Procès Jackson: le médecin a voulu dissimuler les sédatifs du chanteur

Par @Culturebox
Mis à jour le 10/12/2012 à 13H39, publié le 30/09/2011 à 08H36
Le procureur David Walgren montre à Alberto Alvarez une bouteille de propofol, le 29/09/2011

Le procureur David Walgren montre à Alberto Alvarez une bouteille de propofol, le 29/09/2011

© AFP. Al Seib/Pool

L'agent de sécurité de Michael Jackson a affirmé au troisième jour du procès du docteur Murray qu'il avait dû aider le médecin à dissimuler, avant l'arrivée des secours, les sédatifs administrés au "roi de la pop" le matin de sa mort. Alberto Alvarez est la première personne, après Conrad Murray, à être entrée dans la chambre après la mortelle surdose médicamenteuse, survenue le 25 juin 2009. Conrad Murray, poursuivi pour homicide involontaire, risque jusqu'à quatre ans de prison en cas de condamnation.

A son arrivée, M. Alvarez a découvert Michael Jackson allongé sur le lit, "les bras écartés, les paumes vers le ciel, les yeux et la bouche ouverts". Conrad Murray exerçait des pressions sur son torse, d'une main. Le praticien s'est, ensuite, emparé de flacons posés sur la table de nuit. "Conrad Murray a pris un lot de flacons et m'a dit: +Mettez ça dans un sac+", a-t-il déclaré. Le médecin a, ensuite, désigné une poche qui pendait à un support pour perfusion en intraveineuse, près du lit. "Il m'a dit: +Mettez-le dans le sac bleu+", a précisé M. Alvarez, ajoutant que la poche contenait un flacon et "une substance blanche et laiteuse". Il a ensuite appelé les urgences.

Le procureur David Walgren a identifié ce flacon comme étant du propofol, le puissant anesthésiant que Michael Jackson utilisait comme somnifère et qui a provoqué sa mort.

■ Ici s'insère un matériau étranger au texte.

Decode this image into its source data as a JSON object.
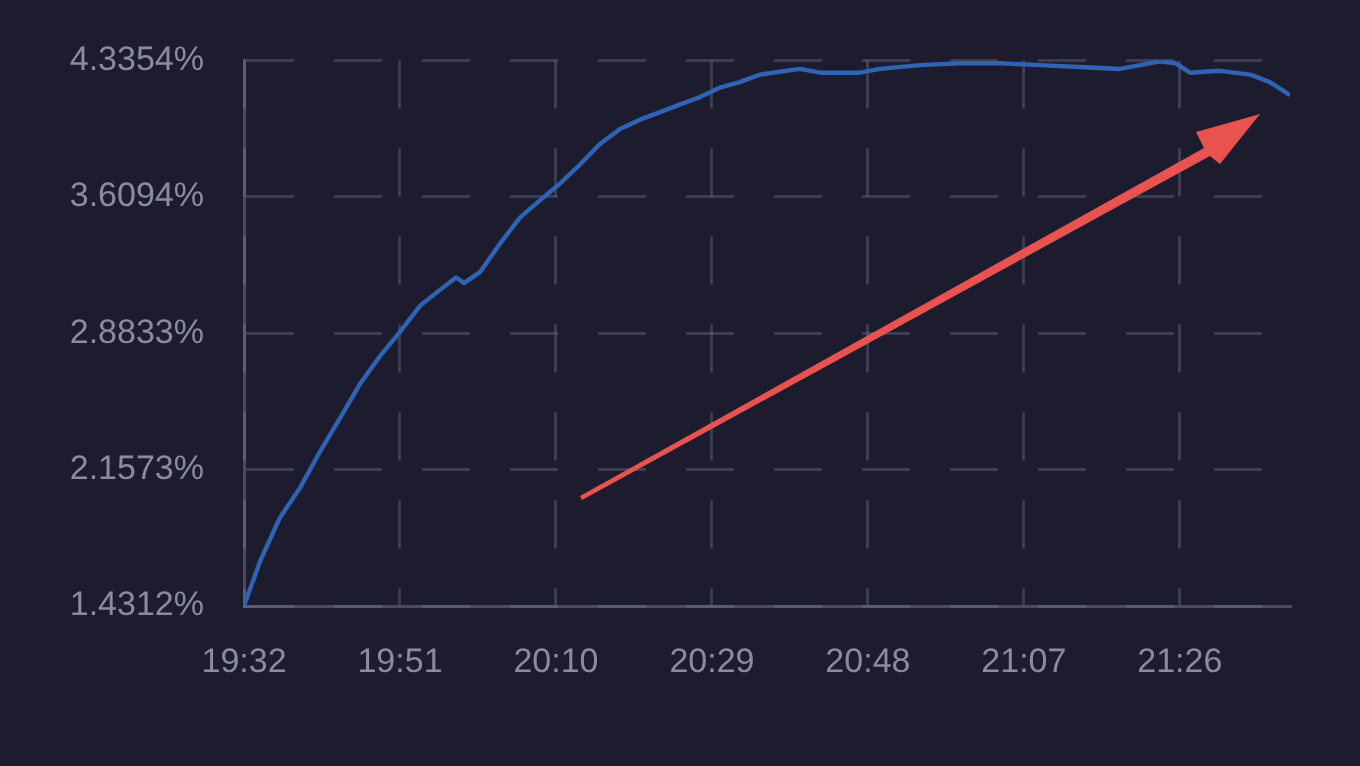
{
  "chart_data": {
    "type": "line",
    "x": [
      19.5333,
      19.566,
      19.606,
      19.647,
      19.687,
      19.728,
      19.768,
      19.809,
      19.85,
      19.891,
      19.939,
      19.964,
      19.98,
      20.013,
      20.053,
      20.094,
      20.134,
      20.175,
      20.215,
      20.256,
      20.297,
      20.337,
      20.378,
      20.418,
      20.459,
      20.499,
      20.54,
      20.581,
      20.662,
      20.703,
      20.784,
      20.824,
      20.906,
      20.987,
      21.068,
      21.149,
      21.23,
      21.312,
      21.352,
      21.393,
      21.425,
      21.454,
      21.515,
      21.576,
      21.616,
      21.657
    ],
    "series": [
      {
        "color": "#2f63b3",
        "values": [
          1.4312,
          1.67,
          1.9,
          2.06,
          2.25,
          2.43,
          2.61,
          2.76,
          2.89,
          3.03,
          3.13,
          3.18,
          3.15,
          3.21,
          3.36,
          3.5,
          3.59,
          3.68,
          3.78,
          3.89,
          3.97,
          4.02,
          4.06,
          4.1,
          4.14,
          4.19,
          4.22,
          4.26,
          4.29,
          4.27,
          4.27,
          4.29,
          4.31,
          4.32,
          4.32,
          4.31,
          4.3,
          4.29,
          4.31,
          4.33,
          4.32,
          4.27,
          4.28,
          4.26,
          4.22,
          4.15
        ]
      }
    ],
    "xlim": [
      19.5333,
      21.657
    ],
    "xticks": [
      {
        "value": 19.5333,
        "label": "19:32"
      },
      {
        "value": 19.85,
        "label": "19:51"
      },
      {
        "value": 20.1667,
        "label": "20:10"
      },
      {
        "value": 20.4833,
        "label": "20:29"
      },
      {
        "value": 20.8,
        "label": "20:48"
      },
      {
        "value": 21.1167,
        "label": "21:07"
      },
      {
        "value": 21.4333,
        "label": "21:26"
      }
    ],
    "ylim": [
      1.4312,
      4.3354
    ],
    "yticks": [
      {
        "value": 1.4312,
        "label": "1.4312%"
      },
      {
        "value": 2.1573,
        "label": "2.1573%"
      },
      {
        "value": 2.8833,
        "label": "2.8833%"
      },
      {
        "value": 3.6094,
        "label": "3.6094%"
      },
      {
        "value": 4.3354,
        "label": "4.3354%"
      }
    ],
    "grid": true
  }
}
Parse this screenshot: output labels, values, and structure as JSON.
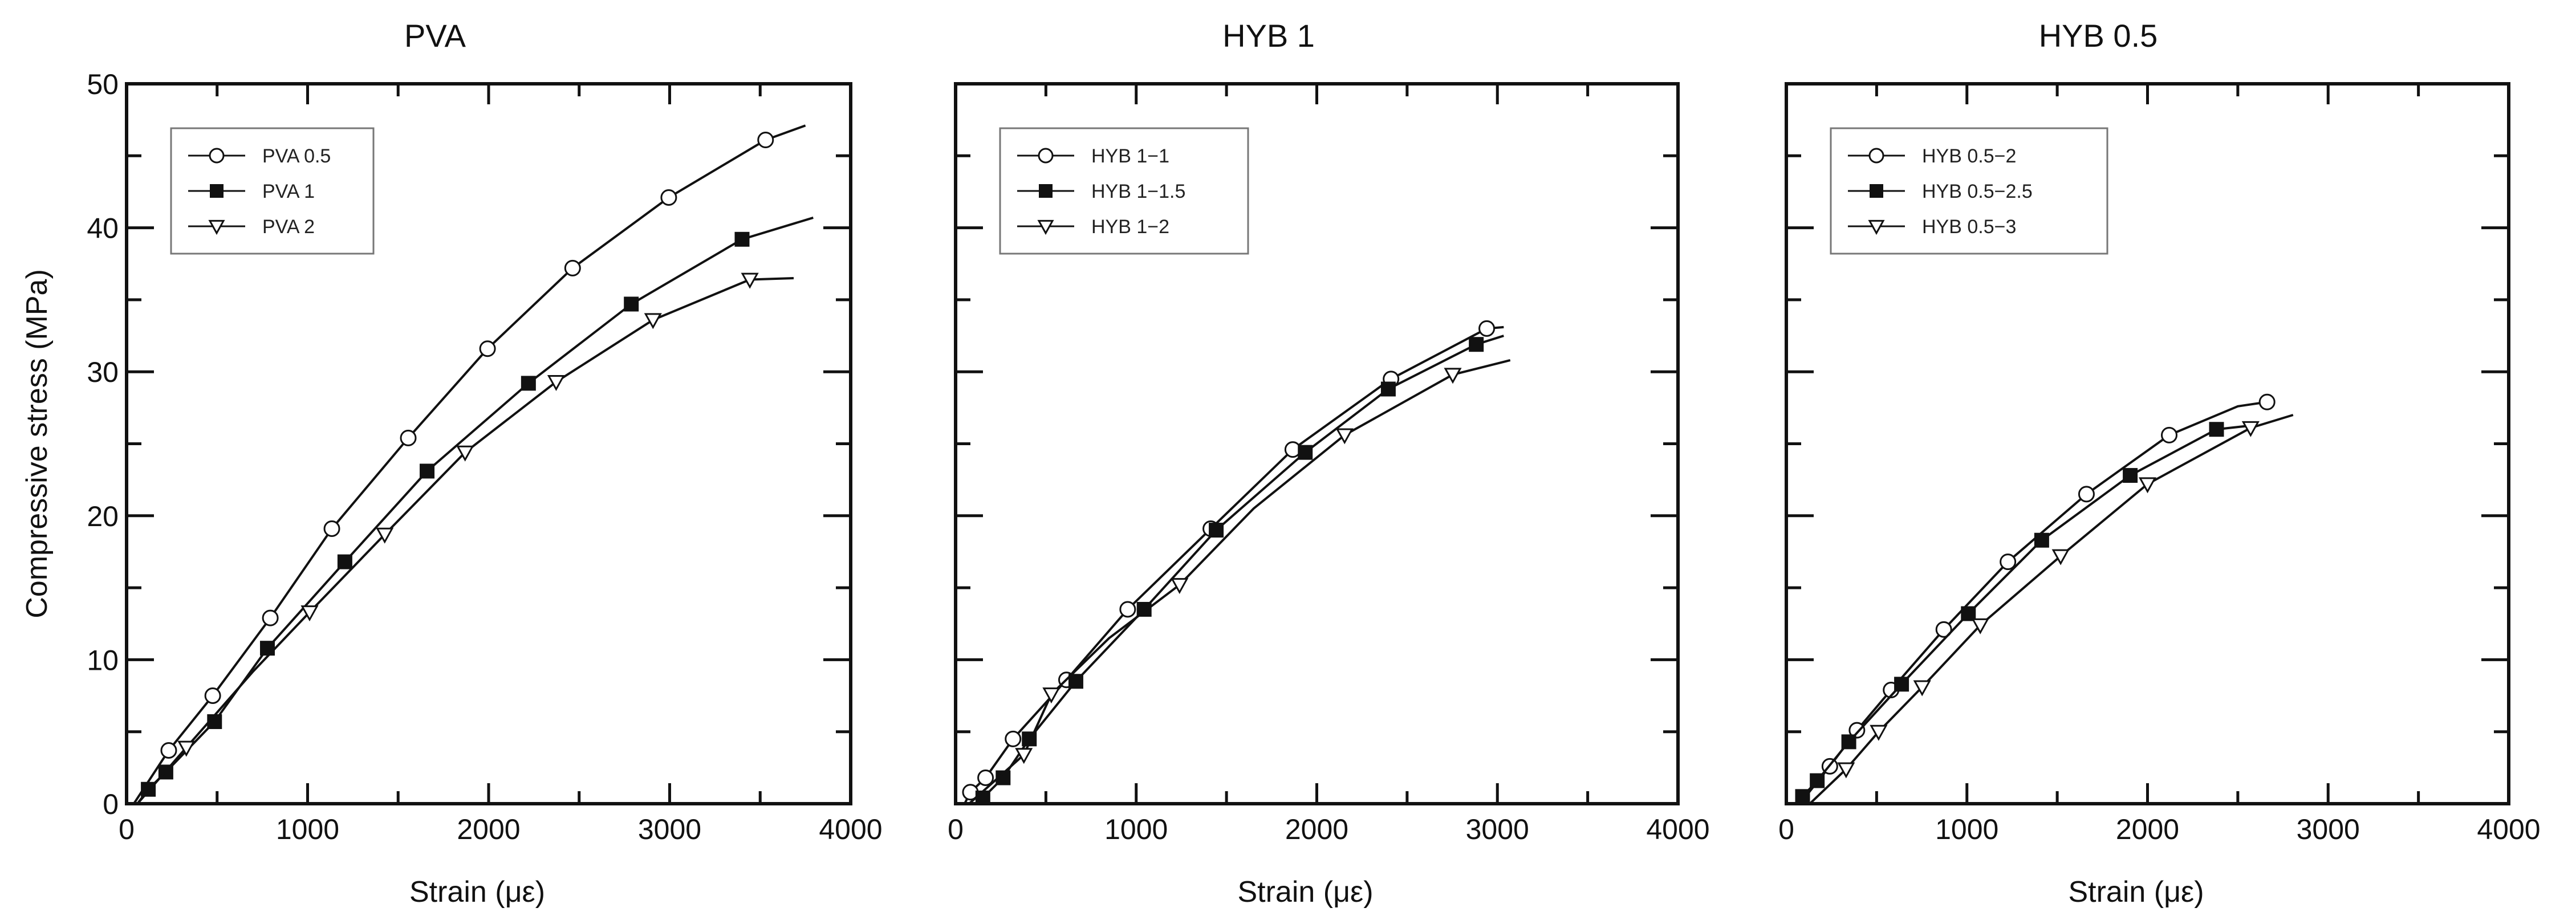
{
  "chart_data": [
    {
      "type": "line",
      "title": "PVA",
      "xlabel": "Strain (με)",
      "ylabel": "Compressive stress (MPa)",
      "xlim": [
        0,
        4000
      ],
      "ylim": [
        0,
        50
      ],
      "xticks": [
        "0",
        "1000",
        "2000",
        "3000",
        "4000"
      ],
      "yticks": [
        "0",
        "10",
        "20",
        "30",
        "40",
        "50"
      ],
      "show_ytick_labels": true,
      "legend_position": "top-left",
      "series": [
        {
          "name": "PVA 0.5",
          "marker": "circle",
          "markers": [
            [
              233,
              3.7
            ],
            [
              476,
              7.5
            ],
            [
              794,
              12.9
            ],
            [
              1134,
              19.1
            ],
            [
              1556,
              25.4
            ],
            [
              1994,
              31.6
            ],
            [
              2464,
              37.2
            ],
            [
              2995,
              42.1
            ],
            [
              3530,
              46.1
            ]
          ],
          "curve": [
            [
              40,
              0
            ],
            [
              233,
              3.7
            ],
            [
              476,
              7.5
            ],
            [
              794,
              12.9
            ],
            [
              1134,
              19.1
            ],
            [
              1556,
              25.4
            ],
            [
              1994,
              31.6
            ],
            [
              2464,
              37.2
            ],
            [
              2995,
              42.1
            ],
            [
              3530,
              46.1
            ],
            [
              3750,
              47.1
            ]
          ]
        },
        {
          "name": "PVA 1",
          "marker": "square",
          "markers": [
            [
              120,
              1.0
            ],
            [
              217,
              2.2
            ],
            [
              486,
              5.7
            ],
            [
              778,
              10.8
            ],
            [
              1206,
              16.8
            ],
            [
              1660,
              23.1
            ],
            [
              2220,
              29.2
            ],
            [
              2788,
              34.7
            ],
            [
              3400,
              39.2
            ]
          ],
          "curve": [
            [
              60,
              0
            ],
            [
              120,
              1.0
            ],
            [
              217,
              2.2
            ],
            [
              486,
              5.7
            ],
            [
              778,
              10.8
            ],
            [
              1206,
              16.8
            ],
            [
              1660,
              23.1
            ],
            [
              2220,
              29.2
            ],
            [
              2788,
              34.7
            ],
            [
              3400,
              39.2
            ],
            [
              3793,
              40.7
            ]
          ]
        },
        {
          "name": "PVA 2",
          "marker": "triangle",
          "markers": [
            [
              330,
              3.9
            ],
            [
              1011,
              13.3
            ],
            [
              1426,
              18.7
            ],
            [
              1870,
              24.4
            ],
            [
              2373,
              29.3
            ],
            [
              2908,
              33.6
            ],
            [
              3443,
              36.4
            ]
          ],
          "curve": [
            [
              60,
              0
            ],
            [
              330,
              3.9
            ],
            [
              700,
              9.2
            ],
            [
              1011,
              13.3
            ],
            [
              1426,
              18.7
            ],
            [
              1870,
              24.4
            ],
            [
              2373,
              29.3
            ],
            [
              2908,
              33.6
            ],
            [
              3443,
              36.4
            ],
            [
              3685,
              36.5
            ]
          ]
        }
      ]
    },
    {
      "type": "line",
      "title": "HYB 1",
      "xlabel": "Strain (με)",
      "ylabel": "",
      "xlim": [
        0,
        4000
      ],
      "ylim": [
        0,
        50
      ],
      "xticks": [
        "0",
        "1000",
        "2000",
        "3000",
        "4000"
      ],
      "yticks": [
        "0",
        "10",
        "20",
        "30",
        "40",
        "50"
      ],
      "show_ytick_labels": false,
      "legend_position": "top-left",
      "series": [
        {
          "name": "HYB 1−1",
          "marker": "circle",
          "markers": [
            [
              82,
              0.8
            ],
            [
              166,
              1.8
            ],
            [
              318,
              4.5
            ],
            [
              614,
              8.6
            ],
            [
              953,
              13.5
            ],
            [
              1413,
              19.1
            ],
            [
              1867,
              24.6
            ],
            [
              2411,
              29.5
            ],
            [
              2941,
              33.0
            ]
          ],
          "curve": [
            [
              50,
              0
            ],
            [
              82,
              0.8
            ],
            [
              166,
              1.8
            ],
            [
              318,
              4.5
            ],
            [
              614,
              8.6
            ],
            [
              953,
              13.5
            ],
            [
              1413,
              19.1
            ],
            [
              1867,
              24.6
            ],
            [
              2411,
              29.5
            ],
            [
              2941,
              33.0
            ],
            [
              3035,
              33.1
            ]
          ]
        },
        {
          "name": "HYB 1−1.5",
          "marker": "square",
          "markers": [
            [
              151,
              0.4
            ],
            [
              263,
              1.8
            ],
            [
              408,
              4.5
            ],
            [
              666,
              8.5
            ],
            [
              1044,
              13.5
            ],
            [
              1443,
              19.0
            ],
            [
              1936,
              24.4
            ],
            [
              2396,
              28.8
            ],
            [
              2883,
              31.9
            ]
          ],
          "curve": [
            [
              110,
              0
            ],
            [
              151,
              0.4
            ],
            [
              263,
              1.8
            ],
            [
              408,
              4.5
            ],
            [
              666,
              8.5
            ],
            [
              1044,
              13.5
            ],
            [
              1443,
              19.0
            ],
            [
              1936,
              24.4
            ],
            [
              2396,
              28.8
            ],
            [
              2883,
              31.9
            ],
            [
              3035,
              32.5
            ]
          ]
        },
        {
          "name": "HYB 1−2",
          "marker": "triangle",
          "markers": [
            [
              378,
              3.4
            ],
            [
              530,
              7.6
            ],
            [
              1240,
              15.2
            ],
            [
              2154,
              25.6
            ],
            [
              2753,
              29.8
            ]
          ],
          "curve": [
            [
              75,
              0
            ],
            [
              378,
              3.4
            ],
            [
              530,
              7.6
            ],
            [
              850,
              11.5
            ],
            [
              1240,
              15.2
            ],
            [
              1650,
              20.5
            ],
            [
              2154,
              25.6
            ],
            [
              2753,
              29.8
            ],
            [
              3071,
              30.8
            ]
          ]
        }
      ]
    },
    {
      "type": "line",
      "title": "HYB 0.5",
      "xlabel": "Strain (με)",
      "ylabel": "",
      "xlim": [
        0,
        4000
      ],
      "ylim": [
        0,
        50
      ],
      "xticks": [
        "0",
        "1000",
        "2000",
        "3000",
        "4000"
      ],
      "yticks": [
        "0",
        "10",
        "20",
        "30",
        "40",
        "50"
      ],
      "show_ytick_labels": false,
      "legend_position": "top-left",
      "series": [
        {
          "name": "HYB 0.5−2",
          "marker": "circle",
          "markers": [
            [
              241,
              2.6
            ],
            [
              391,
              5.1
            ],
            [
              580,
              7.9
            ],
            [
              872,
              12.1
            ],
            [
              1227,
              16.8
            ],
            [
              1662,
              21.5
            ],
            [
              2120,
              25.6
            ],
            [
              2662,
              27.9
            ]
          ],
          "curve": [
            [
              75,
              0
            ],
            [
              241,
              2.6
            ],
            [
              391,
              5.1
            ],
            [
              580,
              7.9
            ],
            [
              872,
              12.1
            ],
            [
              1227,
              16.8
            ],
            [
              1662,
              21.5
            ],
            [
              2120,
              25.6
            ],
            [
              2500,
              27.6
            ],
            [
              2662,
              27.9
            ]
          ]
        },
        {
          "name": "HYB 0.5−2.5",
          "marker": "square",
          "markers": [
            [
              90,
              0.5
            ],
            [
              171,
              1.6
            ],
            [
              346,
              4.3
            ],
            [
              638,
              8.3
            ],
            [
              1008,
              13.2
            ],
            [
              1414,
              18.3
            ],
            [
              1904,
              22.8
            ],
            [
              2382,
              26.0
            ]
          ],
          "curve": [
            [
              60,
              0
            ],
            [
              90,
              0.5
            ],
            [
              171,
              1.6
            ],
            [
              346,
              4.3
            ],
            [
              638,
              8.3
            ],
            [
              1008,
              13.2
            ],
            [
              1414,
              18.3
            ],
            [
              1904,
              22.8
            ],
            [
              2382,
              26.0
            ],
            [
              2600,
              26.3
            ]
          ]
        },
        {
          "name": "HYB 0.5−3",
          "marker": "triangle",
          "markers": [
            [
              331,
              2.4
            ],
            [
              511,
              5.0
            ],
            [
              752,
              8.1
            ],
            [
              1074,
              12.4
            ],
            [
              1519,
              17.2
            ],
            [
              2000,
              22.2
            ],
            [
              2571,
              26.1
            ]
          ],
          "curve": [
            [
              130,
              0
            ],
            [
              331,
              2.4
            ],
            [
              511,
              5.0
            ],
            [
              752,
              8.1
            ],
            [
              1074,
              12.4
            ],
            [
              1519,
              17.2
            ],
            [
              2000,
              22.2
            ],
            [
              2571,
              26.1
            ],
            [
              2806,
              27.0
            ]
          ]
        }
      ]
    }
  ]
}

Les compétences du docteur Murray remisent en question
Dans son contre-interrogatoire, l'avocat de la défense, Ed Chernoff, a tenté de jeter le doute sur le déroulé des événements décrits par M. Alvarez, en s'étonnant que le garde du corps ait pu, dans un temps très court, réconforter les enfants, les faire sortir, récupérer le propofol et appeler les secours. "Je suis très efficace", a rétorqué M. Alvarez, dont le témoignage suscite des interrogations sur les compétences du docteur Murray. Le cardiologue semblait effectuer un massage cardiaque d'une main sur un lit, en dépit des règles de base de la procédure - à deux mains et sur une surface dure -, et effectuait devant M. Alvarez son premier bouche-à-bouche.